Thanks for the reply. "write performance would be lower" -> this means better?

Also I think I used the wrong terminology regarding batching. I meant to ask if it uses the client side write buffer. I would think not since the append() method returns a Result. I could batch them up application side I suppose. Append also seems to return the updated value. This seems like a lot of unnecessary I/O in my case since I am not immediately interested in the updated value. I guess there is no way to turn that off?

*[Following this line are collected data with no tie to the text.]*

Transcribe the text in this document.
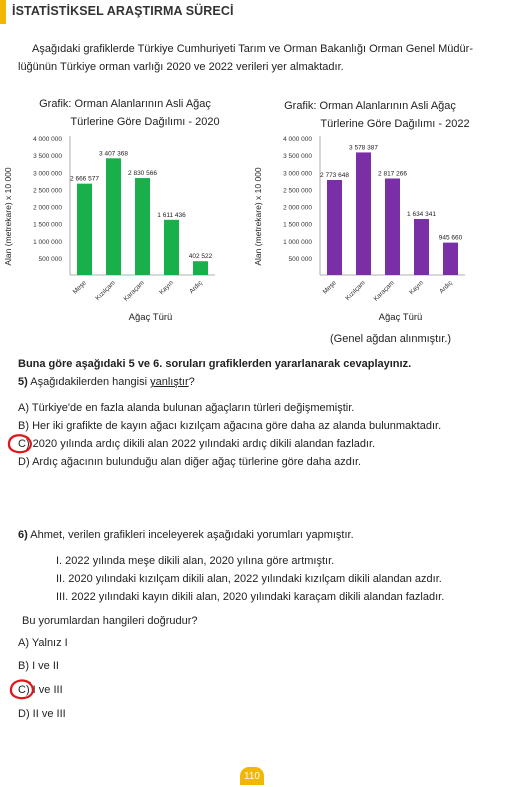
İSTATİSTİKSEL ARAŞTIRMA SÜRECİ
Aşağıdaki grafiklerde Türkiye Cumhuriyeti Tarım ve Orman Bakanlığı Orman Genel Müdür-
lüğünün Türkiye orman varlığı 2020 ve 2022 verileri yer almaktadır.
Grafik: Orman Alanlarının Asli Ağaç
Türlerine Göre Dağılımı - 2020
Alan (metrekare) x 10 000
4 000 000
3 500 000
3 000 000
2 500 000
2 000 000
1 500 000
1 000 000
500 000
2 666 577
Meşe
3 407 368
Kızılçam
2 830 566
Karaçam
1 611 436
Kayın
402 522
Ardıç
Ağaç Türü
Grafik: Orman Alanlarının Asli Ağaç
Türlerine Göre Dağılımı - 2022
Alan (metrekare) x 10 000
4 000 000
3 500 000
3 000 000
2 500 000
2 000 000
1 500 000
1 000 000
500 000
2 773 648
Meşe
3 578 387
Kızılçam
2 817 266
Karaçam
1 634 341
Kayın
945 660
Ardıç
Ağaç Türü
(Genel ağdan alınmıştır.)
Buna göre aşağıdaki 5 ve 6. soruları grafiklerden yararlanarak cevaplayınız.
5) Aşağıdakilerden hangisi yanlıştır?
A) Türkiye'de en fazla alanda bulunan ağaçların türleri değişmemiştir.
B) Her iki grafikte de kayın ağacı kızılçam ağacına göre daha az alanda bulunmaktadır.
C) 2020 yılında ardıç dikili alan 2022 yılındaki ardıç dikili alandan fazladır.
D) Ardıç ağacının bulunduğu alan diğer ağaç türlerine göre daha azdır.
6) Ahmet, verilen grafikleri inceleyerek aşağıdaki yorumları yapmıştır.
I. 2022 yılında meşe dikili alan, 2020 yılına göre artmıştır.
II. 2020 yılındaki kızılçam dikili alan, 2022 yılındaki kızılçam dikili alandan azdır.
III. 2022 yılındaki kayın dikili alan, 2020 yılındaki karaçam dikili alandan fazladır.
Bu yorumlardan hangileri doğrudur?
A) Yalnız I
B) I ve II
C) I ve III
D) II ve III
110
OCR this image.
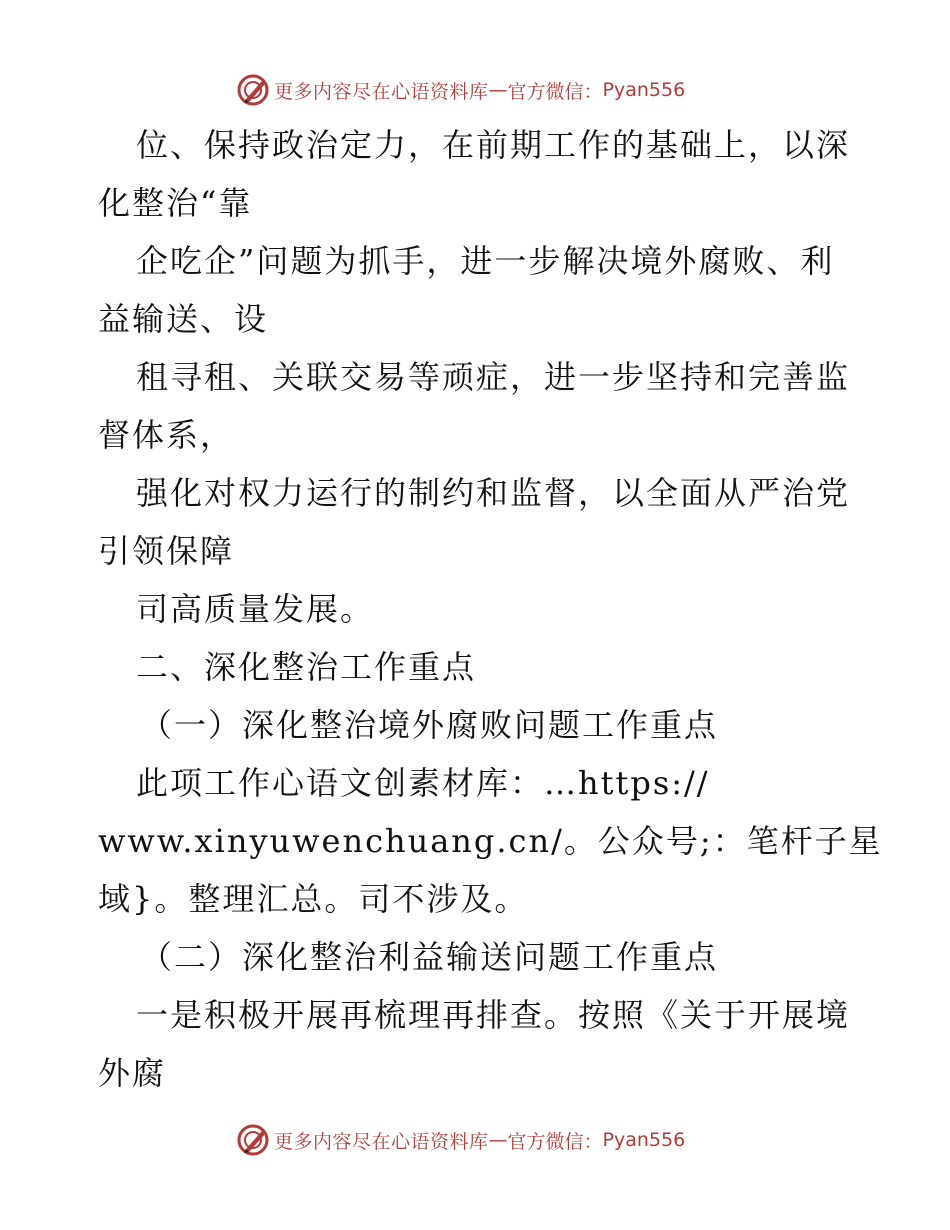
更多内容尽在心语资料库 — 官方微信： Pyan556
位、保持政治定力，在前期工作的基础上，以深
化整治“靠
企吃企”问题为抓手，进一步解决境外腐败、利
益输送、设
租寻租、关联交易等顽症，进一步坚持和完善监
督体系，
强化对权力运行的制约和监督，以全面从严治党
引领保障
司高质量发展。
二、深化整治工作重点
（一）深化整治境外腐败问题工作重点
此项工作心语文创素材库：…https://
www.xinyuwenchuang.cn/。公众号;：笔杆子星
域}。整理汇总。司不涉及。
（二）深化整治利益输送问题工作重点
一是积极开展再梳理再排查。按照《关于开展境
外腐
更多内容尽在心语资料库 — 官方微信： Pyan556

On 4/15/13 1:28 PM, Ted Yu wrote:
I assume you would select HBase 0.94.6.1 (the latest release) for this
project.

For #1, write performance would be lower if you choose to use Append (vs.
using Put).

bq. Can appends be batched by the client or do they execute immediately?
This depends on your use case. Take a look at the following method in
HTable where you can send a list of actions (Appends):

   public void batch(final List<?extends Row> actions, final Object[]
results)
For #2
bq. The other would be to prefix the timestamp row key with a random
leading byte.

This technique has been used elsewhere and is better than the first one.

Cheers

On Mon, Apr 15, 2013 at 6:09 AM, Kireet Reddy 
<kireet-teh5dpvpl8nqt0dzr+a...@public.gmane.org> wrote:

I are planning to create a "scheduled task list" table in our hbase
cluster. Essentially we will define a table with key timestamp and then the
row contents will be all the tasks that need to be processed within that
second (or whatever time period). I am trying to do the "reasonably wide
rows" design mentioned in the hbasecon opentsdb talk. A couple of questions:

1. Should we use append or put to create tasks? Since these rows will not
live forever, storage space in not a concern, read/write performance is
more important. As concurrency increases I would guess the row lock may
become an issue in append? Can appends be batched by the client or do they
execute immediately?

2. I am a little worried about hotspots. This basic design may cause
issues in terms of the table's performance. Many tasks will execute and
reschedule themselves using the same interval, t + 1 hour for example. So
many the writes may all go to the same block.  Also, we have a lot of other
data so I am worried it may impact performance of unrelated data if the
region server gets too busy servicing the task list table. I can think of 2
strategies to avoid this. One would be to create N different tables and
read/write tasks to them randomly. This may spread load across servers, but
there is no guarantee hbase will place the tables on different region
servers, correct? The other would be to prefix the timestamp row key with a
random leading byte. Then when reading from the task list table, consumers
could scan from any/all possible values of the random byte + current
timestamp to obtain tasks. Both strategies seem like they could spread out
load, but at the cost of more work/complexity to read tasks from the table.
Do either of those approaches make sense?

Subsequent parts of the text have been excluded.